Search code examples
htmlvbahttpweb-scraping

Scrape data from xmlhttp


I'm trying to scrape elements from xmlhttp.

I can import the html into a cell.

I would like to import specifically, the name, id, price and stock level.

Code to import the data:

Private Sub HTML_VBA_Excel()
    
    Dim oXMLHTTP    As Object
    Dim sPageHTML   As String
    Dim sURL        As String
    
    'Change the URL before executing the code
    sURL = "https://www.superdrug.com/Make-Up/Lips/Lip-Kits/Flower-Beauty-Mix-N%27-Matte-Lipstick-Duo-Tickled-Pink-687/p/769466"
        
    'Extract data from website to Excel using VBA
    Set oXMLHTTP = CreateObject("MSXML2.ServerXMLHTTP")
    oXMLHTTP.Open "GET", sURL, False
    oXMLHTTP.send
    sPageHTML = oXMLHTTP.responseText
    
    'Get webpage data into Excel
    sh02.Cells(1, 1) = sPageHTML
    
End Sub

Solution

  • You cannot extract the information reliably from an xmlhttp request issued against the url you show as the content is javascript loaded and will not have run.

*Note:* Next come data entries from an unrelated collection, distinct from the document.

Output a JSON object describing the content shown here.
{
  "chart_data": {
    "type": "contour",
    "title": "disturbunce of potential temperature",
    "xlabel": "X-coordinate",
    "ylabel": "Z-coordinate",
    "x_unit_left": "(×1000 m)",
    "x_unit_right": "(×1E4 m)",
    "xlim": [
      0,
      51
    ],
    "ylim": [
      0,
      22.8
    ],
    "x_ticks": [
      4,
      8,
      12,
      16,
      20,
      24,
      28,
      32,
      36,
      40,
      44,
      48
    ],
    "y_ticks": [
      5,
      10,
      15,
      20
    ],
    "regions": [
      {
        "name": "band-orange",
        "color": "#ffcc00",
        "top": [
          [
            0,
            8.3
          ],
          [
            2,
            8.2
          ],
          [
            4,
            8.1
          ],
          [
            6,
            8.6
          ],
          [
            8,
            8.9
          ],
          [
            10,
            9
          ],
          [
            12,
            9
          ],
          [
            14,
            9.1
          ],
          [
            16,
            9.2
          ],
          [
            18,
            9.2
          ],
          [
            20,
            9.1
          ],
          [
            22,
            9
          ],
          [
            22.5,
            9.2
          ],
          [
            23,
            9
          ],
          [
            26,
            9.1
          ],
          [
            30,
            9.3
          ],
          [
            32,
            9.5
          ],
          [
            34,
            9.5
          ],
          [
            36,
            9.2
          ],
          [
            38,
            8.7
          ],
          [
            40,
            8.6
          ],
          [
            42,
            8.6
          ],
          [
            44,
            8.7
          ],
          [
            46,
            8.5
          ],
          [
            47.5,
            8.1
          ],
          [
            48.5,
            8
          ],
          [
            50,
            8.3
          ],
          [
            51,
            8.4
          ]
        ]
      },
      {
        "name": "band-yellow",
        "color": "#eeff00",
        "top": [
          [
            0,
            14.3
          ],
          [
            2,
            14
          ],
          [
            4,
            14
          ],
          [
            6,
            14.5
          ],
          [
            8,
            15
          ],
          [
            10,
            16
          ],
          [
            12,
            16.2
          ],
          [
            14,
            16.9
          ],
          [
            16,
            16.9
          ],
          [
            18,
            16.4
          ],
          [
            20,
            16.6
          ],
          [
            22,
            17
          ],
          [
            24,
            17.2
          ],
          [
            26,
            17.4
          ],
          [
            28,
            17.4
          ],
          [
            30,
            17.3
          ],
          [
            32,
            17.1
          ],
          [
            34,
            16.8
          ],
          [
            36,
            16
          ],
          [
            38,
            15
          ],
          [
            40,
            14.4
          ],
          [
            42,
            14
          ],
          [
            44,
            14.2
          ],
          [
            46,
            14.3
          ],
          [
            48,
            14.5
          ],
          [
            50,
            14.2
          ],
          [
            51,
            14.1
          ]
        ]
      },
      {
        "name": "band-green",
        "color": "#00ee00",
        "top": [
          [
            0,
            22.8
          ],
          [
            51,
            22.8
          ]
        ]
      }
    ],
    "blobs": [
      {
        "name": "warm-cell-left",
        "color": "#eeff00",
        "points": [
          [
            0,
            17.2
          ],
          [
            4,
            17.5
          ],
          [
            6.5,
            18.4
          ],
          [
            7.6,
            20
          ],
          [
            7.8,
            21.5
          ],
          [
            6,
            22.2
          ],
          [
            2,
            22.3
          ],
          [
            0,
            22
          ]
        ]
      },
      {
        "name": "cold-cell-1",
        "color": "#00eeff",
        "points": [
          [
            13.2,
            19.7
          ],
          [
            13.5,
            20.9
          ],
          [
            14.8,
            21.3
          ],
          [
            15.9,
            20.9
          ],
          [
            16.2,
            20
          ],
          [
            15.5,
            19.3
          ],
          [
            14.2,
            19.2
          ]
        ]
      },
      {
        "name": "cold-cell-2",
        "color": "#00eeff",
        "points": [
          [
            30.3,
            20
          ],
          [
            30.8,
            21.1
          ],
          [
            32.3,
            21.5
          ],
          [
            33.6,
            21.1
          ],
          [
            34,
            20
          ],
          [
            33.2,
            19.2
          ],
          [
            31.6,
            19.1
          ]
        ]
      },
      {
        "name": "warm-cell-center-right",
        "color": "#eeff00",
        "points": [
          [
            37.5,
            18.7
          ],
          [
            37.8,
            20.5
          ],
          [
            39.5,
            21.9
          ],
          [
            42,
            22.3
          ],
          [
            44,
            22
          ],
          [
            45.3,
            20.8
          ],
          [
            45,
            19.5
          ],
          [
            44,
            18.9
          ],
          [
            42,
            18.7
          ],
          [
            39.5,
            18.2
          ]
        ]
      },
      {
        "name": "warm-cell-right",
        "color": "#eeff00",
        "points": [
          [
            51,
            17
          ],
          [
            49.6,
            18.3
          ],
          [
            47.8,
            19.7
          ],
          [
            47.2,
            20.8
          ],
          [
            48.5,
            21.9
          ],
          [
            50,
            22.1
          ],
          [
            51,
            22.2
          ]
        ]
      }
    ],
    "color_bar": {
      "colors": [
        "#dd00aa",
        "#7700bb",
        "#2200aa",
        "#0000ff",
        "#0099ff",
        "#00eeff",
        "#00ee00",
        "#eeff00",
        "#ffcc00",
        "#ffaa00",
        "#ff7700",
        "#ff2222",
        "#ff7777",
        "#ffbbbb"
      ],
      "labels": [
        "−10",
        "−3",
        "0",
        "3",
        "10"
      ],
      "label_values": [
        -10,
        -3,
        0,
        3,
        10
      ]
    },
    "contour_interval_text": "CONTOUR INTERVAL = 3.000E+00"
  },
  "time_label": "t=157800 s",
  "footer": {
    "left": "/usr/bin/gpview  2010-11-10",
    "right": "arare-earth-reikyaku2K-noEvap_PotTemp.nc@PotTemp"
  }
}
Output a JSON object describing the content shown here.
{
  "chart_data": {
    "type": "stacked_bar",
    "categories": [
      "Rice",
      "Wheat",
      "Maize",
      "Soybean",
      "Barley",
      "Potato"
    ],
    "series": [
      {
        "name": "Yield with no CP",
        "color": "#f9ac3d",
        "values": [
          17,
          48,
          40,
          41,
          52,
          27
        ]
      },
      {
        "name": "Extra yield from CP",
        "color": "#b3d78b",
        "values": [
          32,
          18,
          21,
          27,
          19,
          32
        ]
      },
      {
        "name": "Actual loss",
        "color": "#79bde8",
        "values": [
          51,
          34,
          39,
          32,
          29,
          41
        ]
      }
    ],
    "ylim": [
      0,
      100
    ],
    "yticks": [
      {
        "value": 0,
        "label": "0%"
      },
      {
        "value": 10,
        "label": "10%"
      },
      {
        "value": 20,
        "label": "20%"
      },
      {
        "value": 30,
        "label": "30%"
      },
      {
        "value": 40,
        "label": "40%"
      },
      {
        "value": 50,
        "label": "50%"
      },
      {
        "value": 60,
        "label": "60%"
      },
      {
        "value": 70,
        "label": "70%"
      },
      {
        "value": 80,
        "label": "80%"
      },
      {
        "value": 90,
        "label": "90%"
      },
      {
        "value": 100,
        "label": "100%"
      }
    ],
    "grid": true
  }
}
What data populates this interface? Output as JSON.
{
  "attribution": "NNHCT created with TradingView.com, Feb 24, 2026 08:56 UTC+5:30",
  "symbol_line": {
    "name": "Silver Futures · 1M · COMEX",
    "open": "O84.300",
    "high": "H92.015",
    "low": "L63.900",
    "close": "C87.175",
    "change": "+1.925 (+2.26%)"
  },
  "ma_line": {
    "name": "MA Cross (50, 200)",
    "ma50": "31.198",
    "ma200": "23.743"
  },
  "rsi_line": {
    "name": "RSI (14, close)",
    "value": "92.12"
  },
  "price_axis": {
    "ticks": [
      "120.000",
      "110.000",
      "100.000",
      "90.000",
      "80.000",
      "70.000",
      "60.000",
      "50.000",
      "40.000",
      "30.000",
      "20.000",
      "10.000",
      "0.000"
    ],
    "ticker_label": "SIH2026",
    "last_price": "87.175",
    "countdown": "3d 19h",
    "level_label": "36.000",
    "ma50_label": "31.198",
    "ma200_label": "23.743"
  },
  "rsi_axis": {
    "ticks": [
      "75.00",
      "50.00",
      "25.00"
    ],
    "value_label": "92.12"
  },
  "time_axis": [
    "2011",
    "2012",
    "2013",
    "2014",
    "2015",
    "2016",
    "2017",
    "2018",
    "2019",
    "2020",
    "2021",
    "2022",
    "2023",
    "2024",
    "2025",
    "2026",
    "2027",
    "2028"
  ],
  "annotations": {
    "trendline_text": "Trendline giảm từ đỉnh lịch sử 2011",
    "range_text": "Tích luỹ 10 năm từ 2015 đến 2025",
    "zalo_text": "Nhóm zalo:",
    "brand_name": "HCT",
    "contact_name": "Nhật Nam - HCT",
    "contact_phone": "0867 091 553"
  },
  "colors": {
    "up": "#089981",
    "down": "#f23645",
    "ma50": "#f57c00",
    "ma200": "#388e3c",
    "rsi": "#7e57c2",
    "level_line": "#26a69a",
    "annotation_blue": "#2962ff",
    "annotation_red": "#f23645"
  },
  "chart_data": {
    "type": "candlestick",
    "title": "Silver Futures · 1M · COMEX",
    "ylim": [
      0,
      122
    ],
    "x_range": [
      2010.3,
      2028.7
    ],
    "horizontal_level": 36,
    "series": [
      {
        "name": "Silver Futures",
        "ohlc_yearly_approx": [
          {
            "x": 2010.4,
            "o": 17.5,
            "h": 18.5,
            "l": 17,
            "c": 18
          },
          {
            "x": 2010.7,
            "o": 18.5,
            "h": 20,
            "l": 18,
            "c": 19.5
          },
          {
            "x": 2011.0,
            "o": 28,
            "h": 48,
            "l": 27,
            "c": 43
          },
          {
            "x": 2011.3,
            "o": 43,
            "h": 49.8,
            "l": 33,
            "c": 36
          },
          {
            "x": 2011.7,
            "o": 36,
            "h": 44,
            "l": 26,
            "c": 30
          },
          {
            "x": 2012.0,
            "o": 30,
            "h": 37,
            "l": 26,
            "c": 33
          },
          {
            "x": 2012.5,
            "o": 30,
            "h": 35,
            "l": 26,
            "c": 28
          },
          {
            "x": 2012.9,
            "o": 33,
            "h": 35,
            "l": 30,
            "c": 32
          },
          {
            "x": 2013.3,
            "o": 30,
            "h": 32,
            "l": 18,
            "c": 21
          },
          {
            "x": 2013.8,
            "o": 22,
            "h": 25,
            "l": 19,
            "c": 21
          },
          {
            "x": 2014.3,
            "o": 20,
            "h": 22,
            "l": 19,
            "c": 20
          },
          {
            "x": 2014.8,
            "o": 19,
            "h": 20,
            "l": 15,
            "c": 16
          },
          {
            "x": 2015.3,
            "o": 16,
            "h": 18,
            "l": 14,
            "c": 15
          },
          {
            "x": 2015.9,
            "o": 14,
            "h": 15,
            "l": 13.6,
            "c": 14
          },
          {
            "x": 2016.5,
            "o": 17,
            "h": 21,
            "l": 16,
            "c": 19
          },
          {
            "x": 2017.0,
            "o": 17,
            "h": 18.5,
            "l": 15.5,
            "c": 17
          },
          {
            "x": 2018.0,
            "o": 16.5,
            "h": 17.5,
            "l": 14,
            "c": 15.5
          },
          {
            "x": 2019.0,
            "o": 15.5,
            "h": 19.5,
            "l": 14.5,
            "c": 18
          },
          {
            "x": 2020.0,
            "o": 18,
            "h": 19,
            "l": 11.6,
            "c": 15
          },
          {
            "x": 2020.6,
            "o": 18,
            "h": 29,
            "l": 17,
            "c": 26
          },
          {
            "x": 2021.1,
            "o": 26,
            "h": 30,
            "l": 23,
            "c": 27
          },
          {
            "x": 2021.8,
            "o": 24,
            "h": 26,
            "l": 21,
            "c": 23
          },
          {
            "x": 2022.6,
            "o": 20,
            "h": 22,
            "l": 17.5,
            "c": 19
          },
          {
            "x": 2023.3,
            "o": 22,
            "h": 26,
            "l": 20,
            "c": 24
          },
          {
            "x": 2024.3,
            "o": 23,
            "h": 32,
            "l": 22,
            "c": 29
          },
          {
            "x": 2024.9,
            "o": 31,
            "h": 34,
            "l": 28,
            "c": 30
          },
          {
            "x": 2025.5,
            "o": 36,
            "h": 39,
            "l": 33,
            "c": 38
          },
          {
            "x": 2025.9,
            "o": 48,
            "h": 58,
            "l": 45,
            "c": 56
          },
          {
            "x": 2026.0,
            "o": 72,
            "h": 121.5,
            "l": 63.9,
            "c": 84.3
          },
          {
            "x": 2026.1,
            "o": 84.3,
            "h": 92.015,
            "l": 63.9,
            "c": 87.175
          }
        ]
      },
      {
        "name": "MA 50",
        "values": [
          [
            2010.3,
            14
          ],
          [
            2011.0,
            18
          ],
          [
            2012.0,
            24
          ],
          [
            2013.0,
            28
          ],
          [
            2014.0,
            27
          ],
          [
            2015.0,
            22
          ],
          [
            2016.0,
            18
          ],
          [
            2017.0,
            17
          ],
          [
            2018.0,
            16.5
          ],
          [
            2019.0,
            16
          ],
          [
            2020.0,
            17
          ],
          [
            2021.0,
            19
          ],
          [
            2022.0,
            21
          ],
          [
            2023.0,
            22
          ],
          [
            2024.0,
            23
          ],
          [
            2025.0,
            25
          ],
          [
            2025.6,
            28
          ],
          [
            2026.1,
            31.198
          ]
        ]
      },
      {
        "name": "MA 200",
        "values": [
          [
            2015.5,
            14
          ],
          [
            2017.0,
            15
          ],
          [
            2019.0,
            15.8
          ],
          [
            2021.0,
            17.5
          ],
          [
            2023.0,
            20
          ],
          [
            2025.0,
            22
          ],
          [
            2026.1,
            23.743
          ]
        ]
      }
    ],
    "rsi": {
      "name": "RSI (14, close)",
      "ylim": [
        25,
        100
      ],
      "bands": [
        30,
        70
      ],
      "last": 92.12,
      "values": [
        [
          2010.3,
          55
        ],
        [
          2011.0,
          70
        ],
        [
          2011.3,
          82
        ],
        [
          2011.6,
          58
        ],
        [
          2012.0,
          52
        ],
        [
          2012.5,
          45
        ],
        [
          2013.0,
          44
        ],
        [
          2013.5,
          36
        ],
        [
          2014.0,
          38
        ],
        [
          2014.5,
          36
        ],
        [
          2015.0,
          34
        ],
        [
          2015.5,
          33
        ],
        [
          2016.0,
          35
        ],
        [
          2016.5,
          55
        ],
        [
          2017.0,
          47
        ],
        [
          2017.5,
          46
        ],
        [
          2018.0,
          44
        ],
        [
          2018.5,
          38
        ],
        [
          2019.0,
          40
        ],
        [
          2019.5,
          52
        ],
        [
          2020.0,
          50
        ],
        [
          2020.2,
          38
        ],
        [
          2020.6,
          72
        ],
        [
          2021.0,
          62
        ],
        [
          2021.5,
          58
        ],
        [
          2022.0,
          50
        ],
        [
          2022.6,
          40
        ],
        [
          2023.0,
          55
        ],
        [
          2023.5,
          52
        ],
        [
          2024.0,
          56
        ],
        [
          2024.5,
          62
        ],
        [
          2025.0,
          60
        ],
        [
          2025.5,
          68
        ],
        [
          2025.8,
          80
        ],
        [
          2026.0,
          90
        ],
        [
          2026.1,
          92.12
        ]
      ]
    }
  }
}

    Not sure how sustainable the token is (doesn't seem to matter the value used) but you can join the productid, which is the end of your url, with the ajax token present in the page and issue and xmlhttp request using querystring parameters and parse a json response for the items of interest. I use jsonconverter.bas. After downloading and installing the .bas you need to go VBE > Tools > References and add a reference to Microsoft Scripting Runtime.

    Some testing seems to indicate any number can be added after the hyphen in place of the token so you could randomly generate a number on the fly to use.

    It's worth noting you can comma separate multiple products in the query string and thus do a bulk request. You would need then do a For Each Loop over the collection of dictionaries returned.

    Option Explicit
    
    Public Sub GetInfo()
        Const URL As String = "https://www.superdrug.com/micrositeProduct/bulk/769466-1548702898380"
        Dim json As Object, title As String, price As String, stocking As String, id As String
        With CreateObject("MSXML2.XMLHTTP")
            .Open "GET", URL, False
            .Send
            Set json = jsonconverter.ParseJson(.responsetext)(1)
        End With
    
        title = json("name")
        price = json("price")("formattedValue") 'json("price")("value")
        stocking = json("stockLevel")
        id = json("code")
    End Sub
    

    If you use a browser then the json string is present within one the script tags as the .innerHTML and you can easily extract from there.